While we in Santa Barbara may bemoan our beautiful coastline sullied by oil once more, we need to remember that the Environmental Protection Agency records such spills every day all year long—from pipelines, trains, oil derricks, off-shore platforms, and other industrial activities. It may be easy to shake our heads at the “oil companies” yet that is too simple. The real issue is that we are having a failure of imagination to create the conditions for a post-fossil fuel society.
How can we intentionally restore our own imagination? One might look to the early days of American history, where a group of people decided to write down the essential principles for a new democracy.
Over the centuries, the definition of democracy has changed and for the most part, expanded. The women’s movement, civil rights movement, and the most recent extension of liberties to our LGBTQ brethren are good examples of this expansion. Our country’s founders were broadly educated. Many of them were educated in the sciences, history, economics, engineering, and philosophy. They were adept at politics and knew how to use the written word to persuade others. As such, they had the ability to make connections across knowledge domains to solve the big, vexing questions of their day. They became good leaders.
In today’s world, we are educated in specialties. In fact, we sometimes brag about how specialized our knowledge has become. While this is a model that has served us well to get us where we are today, it will not serve us well in the future.
The oil spill is a good example of where knowledge intersects: the ocean environment, the new technologies for mitigation, the way we communicate, the political and social frames we use. All of these elements swirl around events such as these –and the leaders of the future will need to be prepared to be complex thinkers, quick analysts of information, adroit at communication, and able to move swiftly in the face of uncertainty.
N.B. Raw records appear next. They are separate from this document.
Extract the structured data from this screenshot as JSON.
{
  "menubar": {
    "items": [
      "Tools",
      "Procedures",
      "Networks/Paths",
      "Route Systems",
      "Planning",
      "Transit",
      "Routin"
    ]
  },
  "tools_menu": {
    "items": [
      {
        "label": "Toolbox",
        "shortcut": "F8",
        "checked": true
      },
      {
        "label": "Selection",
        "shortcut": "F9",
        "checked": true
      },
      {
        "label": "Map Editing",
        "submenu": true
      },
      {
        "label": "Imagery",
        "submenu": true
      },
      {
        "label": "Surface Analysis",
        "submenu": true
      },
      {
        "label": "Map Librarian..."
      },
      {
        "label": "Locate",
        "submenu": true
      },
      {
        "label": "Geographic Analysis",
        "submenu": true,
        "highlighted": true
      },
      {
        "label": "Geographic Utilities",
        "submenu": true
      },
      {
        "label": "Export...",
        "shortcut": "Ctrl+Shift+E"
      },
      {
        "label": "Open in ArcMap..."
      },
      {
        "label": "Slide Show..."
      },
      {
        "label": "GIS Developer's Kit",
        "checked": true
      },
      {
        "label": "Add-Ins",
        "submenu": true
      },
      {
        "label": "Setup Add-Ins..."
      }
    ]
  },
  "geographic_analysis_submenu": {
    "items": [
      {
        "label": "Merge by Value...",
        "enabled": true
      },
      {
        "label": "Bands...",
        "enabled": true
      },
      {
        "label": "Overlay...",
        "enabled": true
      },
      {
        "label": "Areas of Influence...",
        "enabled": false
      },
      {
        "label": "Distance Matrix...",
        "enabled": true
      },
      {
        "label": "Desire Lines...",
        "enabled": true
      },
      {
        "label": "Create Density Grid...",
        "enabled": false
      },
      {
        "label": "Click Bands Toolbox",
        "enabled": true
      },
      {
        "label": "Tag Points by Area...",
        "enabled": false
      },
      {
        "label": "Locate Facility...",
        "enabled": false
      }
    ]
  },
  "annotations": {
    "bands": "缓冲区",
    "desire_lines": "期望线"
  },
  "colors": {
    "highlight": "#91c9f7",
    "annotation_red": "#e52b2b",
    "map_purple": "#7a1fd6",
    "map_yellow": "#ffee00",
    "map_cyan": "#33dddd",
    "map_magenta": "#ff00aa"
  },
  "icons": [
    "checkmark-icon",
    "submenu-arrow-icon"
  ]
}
In thinking about what we leave our descendants, the single most important thing we can do is build an educational system that provides them a multi-disciplinary approach to the world. Only then will they have the flexible minds that can make connections across different areas of knowledge, and to give them the abilities and skills to do so. Only then can we address the fundamental weakness of our global economic system, which is ultimately unsustainable. Infinite growth in an finite world is an impossibility.